After all, we are the "We The People" that our Constitution talks about. We are the people responsible for insuring our domestic tranquility as well as for promoting the general welfare of our nation. If we are to act like a mob than that's the jungle will create. And frankly, most Americans do not want an America that's a jungle ruled by jungle law of kill or be killed.
Sadly, it takes times like these when the rule of law is ignored, when looters, rioters, and murderers go unchecked, that teach us how important the responsibility of being civilized really is to being a good American. It is also times like these that reaffirm why some of our rights are in place. Like it or not, these recent riots conducted by those simply out to wage war on America, and destroy lives and property, is why we have the 2nd Amendment. It is why we have our ability to protect ourselves, our families, and our communities. It's times like these that the basic right of a citizen to own guns demonstrates why we are afforded the ability as citizens to protect our loved ones.
As for my referring to our Constitution, our Bill of Rights, our nation, our liberties, our rights, our responsibilities, our citizenship as Americans. I do so because its specifically "ours." Our Constitution does not apply to other countries. What's written in that wonderful document has met the tests of time and has endured and prevailed. Of course it applies to our federal government and not other nations. The same goes for our Bill of Rights. Those 10 Amendments only apply to American citizens.

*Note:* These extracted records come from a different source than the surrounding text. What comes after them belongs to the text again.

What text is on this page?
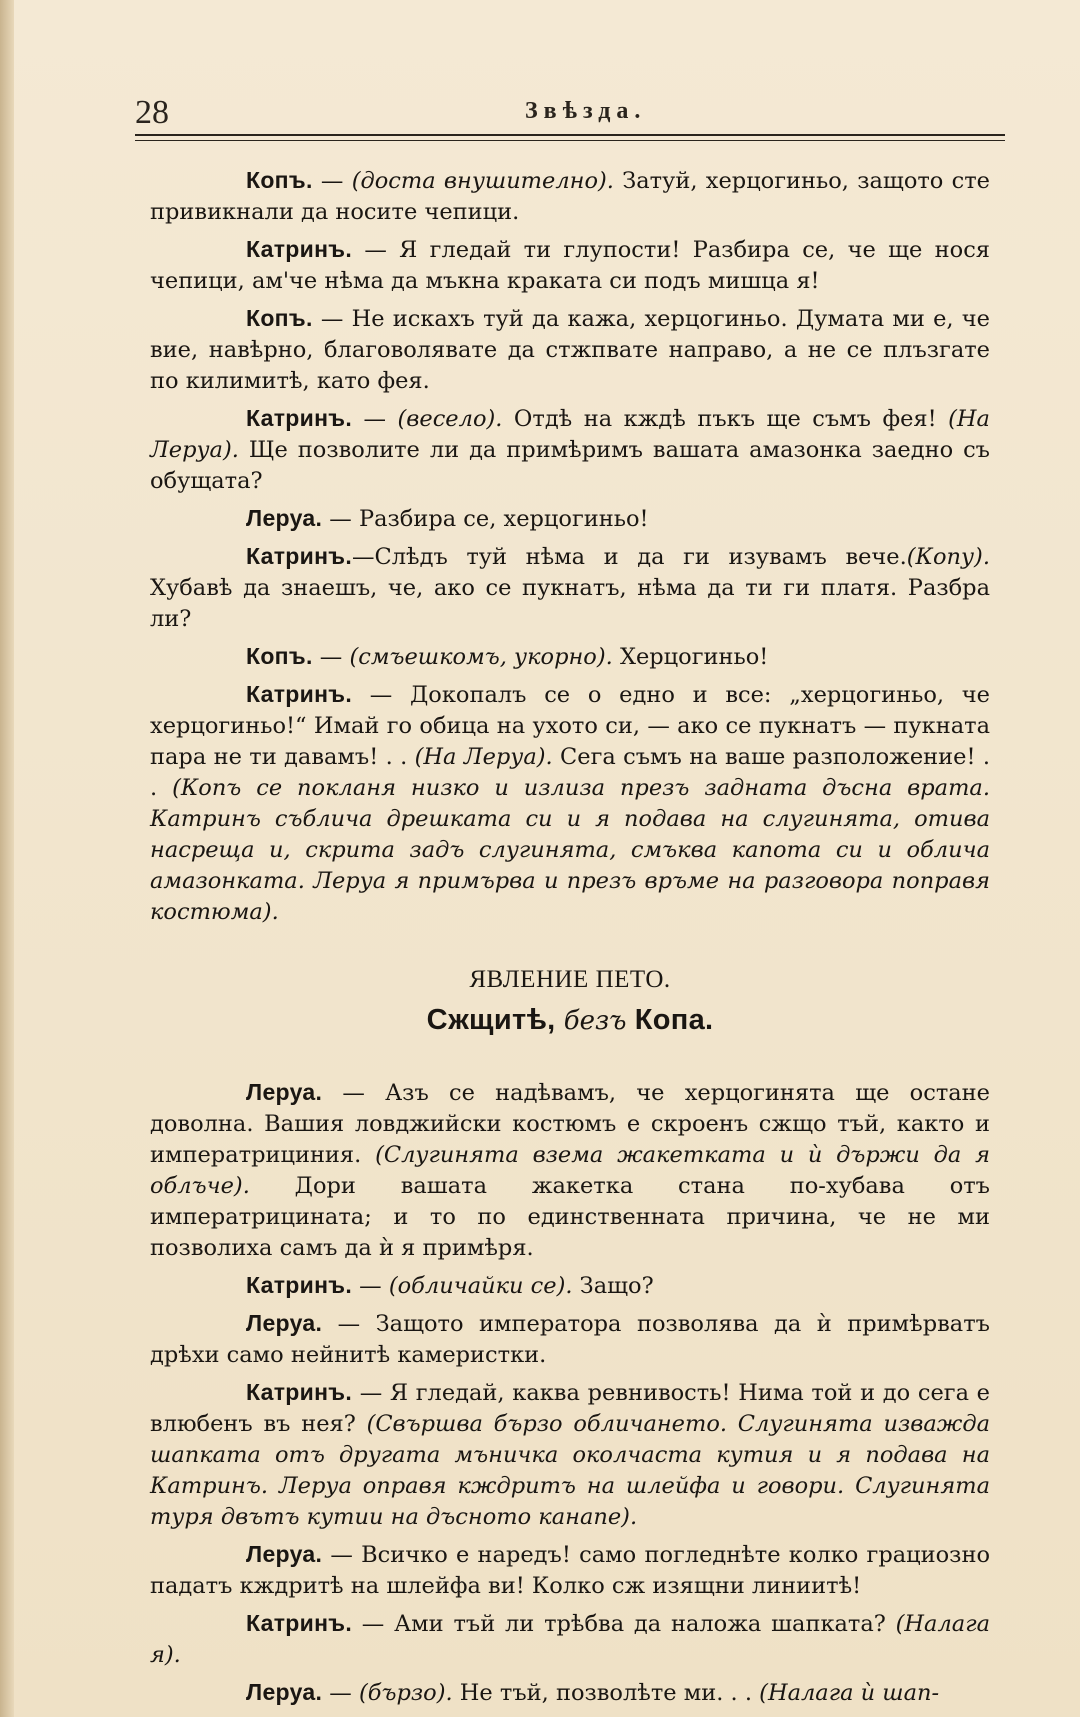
28	Звѣзда.

Копъ. — (доста внушително). Затуй, херцогиньо, защото сте привикнали да носите чепици.

Катринъ. — Я гледай ти глупости! Разбира се, че ще нося чепици, ам'че нѣма да мъкна краката си подъ мишца я!

Копъ. — Не искахъ туй да кажа, херцогиньо. Думата ми е, че вие, навѣрно, благоволявате да стжпвате направо, а не се плъзгате по килимитѣ, като фея.

Катринъ. — (весело). Отдѣ на кждѣ пъкъ ще съмъ фея! (На Леруа). Ще позволите ли да примѣримъ вашата амазонка заедно съ обущата?

Леруа. — Разбира се, херцогиньо!

Катринъ.—Слѣдъ туй нѣма и да ги изувамъ вече.(Копу). Хубавѣ да знаешъ, че, ако се пукнатъ, нѣма да ти ги платя. Разбра ли?

Копъ. — (смъешкомъ, укорно). Херцогиньо!

Катринъ. — Докопалъ се о едно и все: „херцогиньо, че херцогиньо!“ Имай го обица на ухото си, — ако се пукнатъ — пукната пара не ти давамъ! . . (На Леруа). Сега съмъ на ваше разположение! . . (Копъ се покланя низко и излиза презъ задната дъсна врата. Катринъ съблича дрешката си и я подава на слугинята, отива насреща и, скрита задъ слугинята, смъква капота си и облича амазонката. Леруа я примърва и презъ връме на разговора поправя костюма).

ЯВЛЕНИЕ ПЕТО.
Сжщитѣ, безъ Копа.

Леруа. — Азъ се надѣвамъ, че херцогинята ще остане доволна. Вашия ловджийски костюмъ е скроенъ сжщо тъй, както и императрициния. (Слугинята взема жакетката и ѝ държи да я облъче). Дори вашата жакетка стана по-хубава отъ императрицината; и то по единственната причина, че не ми позволиха самъ да ѝ я примѣря.

Катринъ. — (обличайки се). Защо?

Леруа. — Защото императора позволява да ѝ примѣрватъ дрѣхи само нейнитѣ камеристки.

Катринъ. — Я гледай, каква ревнивость! Нима той и до сега е влюбенъ въ нея? (Свършва бързо обличането. Слугинята изважда шапката отъ другата мъничка околчаста кутия и я подава на Катринъ. Леруа оправя кждритъ на шлейфа и говори. Слугинята туря двътъ кутии на дъсното канапе).

Леруа. — Всичко е наредъ! само погледнѣте колко грациозно падатъ кждритѣ на шлейфа ви! Колко сж изящни линиитѣ!

Катринъ. — Ами тъй ли трѣбва да наложа шапката? (Налага я).

Леруа. — (бързо). Не тъй, позволѣте ми. . . (Налага ѝ шап-
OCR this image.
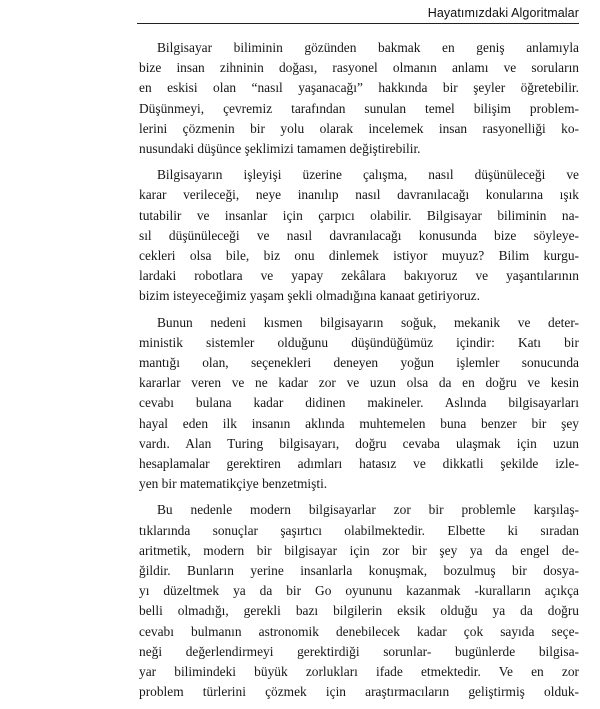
Hayatımızdaki Algoritmalar

Bilgisayar biliminin gözünden bakmak en geniş anlamıyla
bize insan zihninin doğası, rasyonel olmanın anlamı ve soruların
en eskisi olan “nasıl yaşanacağı” hakkında bir şeyler öğretebilir.
Düşünmeyi, çevremiz tarafından sunulan temel bilişim problem-
lerini çözmenin bir yolu olarak incelemek insan rasyonelliği ko-
nusundaki düşünce şeklimizi tamamen değiştirebilir.

Bilgisayarın işleyişi üzerine çalışma, nasıl düşünüleceği ve
karar verileceği, neye inanılıp nasıl davranılacağı konularına ışık
tutabilir ve insanlar için çarpıcı olabilir. Bilgisayar biliminin na-
sıl düşünüleceği ve nasıl davranılacağı konusunda bize söyleye-
cekleri olsa bile, biz onu dinlemek istiyor muyuz? Bilim kurgu-
lardaki robotlara ve yapay zekâlara bakıyoruz ve yaşantılarının
bizim isteyeceğimiz yaşam şekli olmadığına kanaat getiriyoruz.

Bunun nedeni kısmen bilgisayarın soğuk, mekanik ve deter-
ministik sistemler olduğunu düşündüğümüz içindir: Katı bir
mantığı olan, seçenekleri deneyen yoğun işlemler sonucunda
kararlar veren ve ne kadar zor ve uzun olsa da en doğru ve kesin
cevabı bulana kadar didinen makineler. Aslında bilgisayarları
hayal eden ilk insanın aklında muhtemelen buna benzer bir şey
vardı. Alan Turing bilgisayarı, doğru cevaba ulaşmak için uzun
hesaplamalar gerektiren adımları hatasız ve dikkatli şekilde izle-
yen bir matematikçiye benzetmişti.

Bu nedenle modern bilgisayarlar zor bir problemle karşılaş-
tıklarında sonuçlar şaşırtıcı olabilmektedir. Elbette ki sıradan
aritmetik, modern bir bilgisayar için zor bir şey ya da engel de-
ğildir. Bunların yerine insanlarla konuşmak, bozulmuş bir dosya-
yı düzeltmek ya da bir Go oyununu kazanmak -kuralların açıkça
belli olmadığı, gerekli bazı bilgilerin eksik olduğu ya da doğru
cevabı bulmanın astronomik denebilecek kadar çok sayıda seçe-
neği değerlendirmeyi gerektirdiği sorunlar- bugünlerde bilgisa-
yar bilimindeki büyük zorlukları ifade etmektedir. Ve en zor
problem türlerini çözmek için araştırmacıların geliştirmiş olduk-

As an American, this is something that I feel very territorial about because our Constitution and our Bill of Rights were not written to give rights to non-citizens, those people who are citizens of other countries. They have rights or not under their laws. Our Constitution is solely ours because it was written for us. Our rights and freedoms are why others want to be American citizens.
Being a good American means making a real and honest effort at being a responsible citizen. While it's our duty to do so, it actually comes very easy to those of us who love America.